O POPA é responsável pela recolha de dados de caris científico a bordo de embarcações de pesca comercial. Para alcançar este objectivo, integramos na nossa equipa observadores aos quais é administrada formação específica (ver > downloads) e equipamento necessário ao desempenho das funções (GPS, binóculos, máquina fotográfica, computador portátil, etc). Posteriormente, os observadores têm que recolher as informações solicitadas sob a forma de formulários, previamente estruturados pelo conselho científico do POPA que inclui investigadores especializados em várias áreas das ciências do mar. Os formulários são informatizados diariamente no mar e mais tarde entregues à coordenação do Programa que se encarrega de os avaliar e corrigir.

O trabalho do observador

Desde 2015 que o POPA incluiu na sua cobertura todos os atuneiros que pescam na Região Autónoma dos Açores, desde que tenham 20 metros ou mais de comprimento (isto abrange parte da frota Açoriana mas também alguns navios da frota Madeirense).  Os atuneiros variam assim entre os 20 e os 30 metros de comprimento e possuem tripulações que podem variar entre 12 e 18 homens. A pesca geralmente ocorre entre Maio e Outubro de cada ano. Os barcos possuem uma autonomia limitada facto que impossibilita a sua estada no mar por mais de 8 dias ( geralmente permanecem cerca de 4-5 dias no mar). Por norma, o observador permanece em cada embarcação cerca de 30 dias, mudando depois para outra, de acordo com a orientação dada pelo coordenador do POPA Durante este período, o observador deve procurar integrar-se no ambiente que o rodeia ao mesmo tempo que executa as sua funções, ou seja, observação e registos. Os últimos dividem-se em grupos pré-estabelecidos que incluem recolha contínua de dados relativos à dinâmica das embarcações e recolha de informação sobre as espécies alvo da pescaria (atuns) bem como sobre as que interagem com esta actividade (cetáceos, aves marinhas e tartarugas).

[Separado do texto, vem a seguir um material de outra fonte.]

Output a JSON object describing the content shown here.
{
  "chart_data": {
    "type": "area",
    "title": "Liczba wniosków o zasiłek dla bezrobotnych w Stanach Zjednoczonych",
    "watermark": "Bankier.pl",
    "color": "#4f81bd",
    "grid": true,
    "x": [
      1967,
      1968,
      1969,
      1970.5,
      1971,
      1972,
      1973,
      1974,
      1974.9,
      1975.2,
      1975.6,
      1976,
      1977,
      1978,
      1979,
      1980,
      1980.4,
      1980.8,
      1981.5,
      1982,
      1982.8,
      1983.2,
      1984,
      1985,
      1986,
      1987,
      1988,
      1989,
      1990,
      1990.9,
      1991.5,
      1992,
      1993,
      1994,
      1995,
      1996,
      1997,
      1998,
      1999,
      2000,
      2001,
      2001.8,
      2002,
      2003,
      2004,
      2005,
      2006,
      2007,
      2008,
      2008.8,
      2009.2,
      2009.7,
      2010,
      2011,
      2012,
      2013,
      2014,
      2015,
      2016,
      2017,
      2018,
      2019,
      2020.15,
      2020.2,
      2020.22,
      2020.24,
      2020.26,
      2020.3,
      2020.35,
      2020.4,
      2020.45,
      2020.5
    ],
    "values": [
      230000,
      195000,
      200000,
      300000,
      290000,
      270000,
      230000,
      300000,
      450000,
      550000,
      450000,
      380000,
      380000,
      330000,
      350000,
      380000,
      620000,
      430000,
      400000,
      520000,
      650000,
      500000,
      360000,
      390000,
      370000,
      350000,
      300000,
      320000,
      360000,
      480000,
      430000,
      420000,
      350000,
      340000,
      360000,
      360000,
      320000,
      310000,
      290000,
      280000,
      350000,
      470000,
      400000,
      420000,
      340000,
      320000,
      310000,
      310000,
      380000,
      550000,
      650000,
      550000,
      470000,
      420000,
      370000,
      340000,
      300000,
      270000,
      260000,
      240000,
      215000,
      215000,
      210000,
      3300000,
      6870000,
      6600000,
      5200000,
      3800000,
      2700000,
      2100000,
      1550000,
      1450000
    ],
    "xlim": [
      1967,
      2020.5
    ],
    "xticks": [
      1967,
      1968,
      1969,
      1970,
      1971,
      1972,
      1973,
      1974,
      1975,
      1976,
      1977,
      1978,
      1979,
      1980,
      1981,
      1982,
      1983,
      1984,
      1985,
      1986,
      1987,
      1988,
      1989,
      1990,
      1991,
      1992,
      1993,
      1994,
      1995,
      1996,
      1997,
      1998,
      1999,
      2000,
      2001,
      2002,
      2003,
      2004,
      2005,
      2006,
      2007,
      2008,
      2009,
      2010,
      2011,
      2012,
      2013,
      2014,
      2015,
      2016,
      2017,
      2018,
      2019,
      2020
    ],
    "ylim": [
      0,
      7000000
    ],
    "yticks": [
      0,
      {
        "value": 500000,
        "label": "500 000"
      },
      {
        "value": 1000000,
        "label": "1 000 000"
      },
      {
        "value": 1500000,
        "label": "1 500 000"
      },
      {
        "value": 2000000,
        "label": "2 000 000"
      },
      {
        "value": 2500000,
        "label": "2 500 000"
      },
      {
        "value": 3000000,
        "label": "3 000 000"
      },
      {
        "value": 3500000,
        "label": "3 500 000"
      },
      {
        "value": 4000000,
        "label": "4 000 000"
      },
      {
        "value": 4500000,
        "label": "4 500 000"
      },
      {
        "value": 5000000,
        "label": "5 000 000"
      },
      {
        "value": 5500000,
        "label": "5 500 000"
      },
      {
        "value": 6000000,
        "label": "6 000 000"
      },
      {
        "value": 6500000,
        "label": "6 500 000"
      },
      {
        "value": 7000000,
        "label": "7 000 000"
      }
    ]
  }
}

Os observadores são integrados na equipa POPA através do regime de aquisição de serviços a trabalhadores independentes (recibos verdes). Têm direito a viagem Lisboa-Horta-Lisboa, alojamento (casa dos observadores na ilha do Pico e na própria embarcação) e alimentação (a bordo das embarcações), bem como seguros de acidentes de trabalho e pessoal. A disponibilidade requerida para este trabalho é total ou seja, de fim de Abril a Outubro. A remuneração mensal dos observadores de pesca do POPA na pescaria de atum é actualmente (2019) 1300€.

Os atuneiros Açorianos não pescam só nas águas da região, desenvolvendo a sua actividade noutros locais, nomeadamente nas ilhas da Madeira. O número de barcos a pescar nas nossas águas varia assim durante os vários meses da safra. Até 2018, o efectivo de observadores que compunha a equipa (8-9) procurava assegurar uma cobertura da frota o mais próximo possível dos 50%. A partir dessa data, o efectivo foi reduzido para 5 elementos, por acordo com todos os signatários do Programa, tendo como consequência percentagens de cobertura mais reduzidas no decorrer da safra.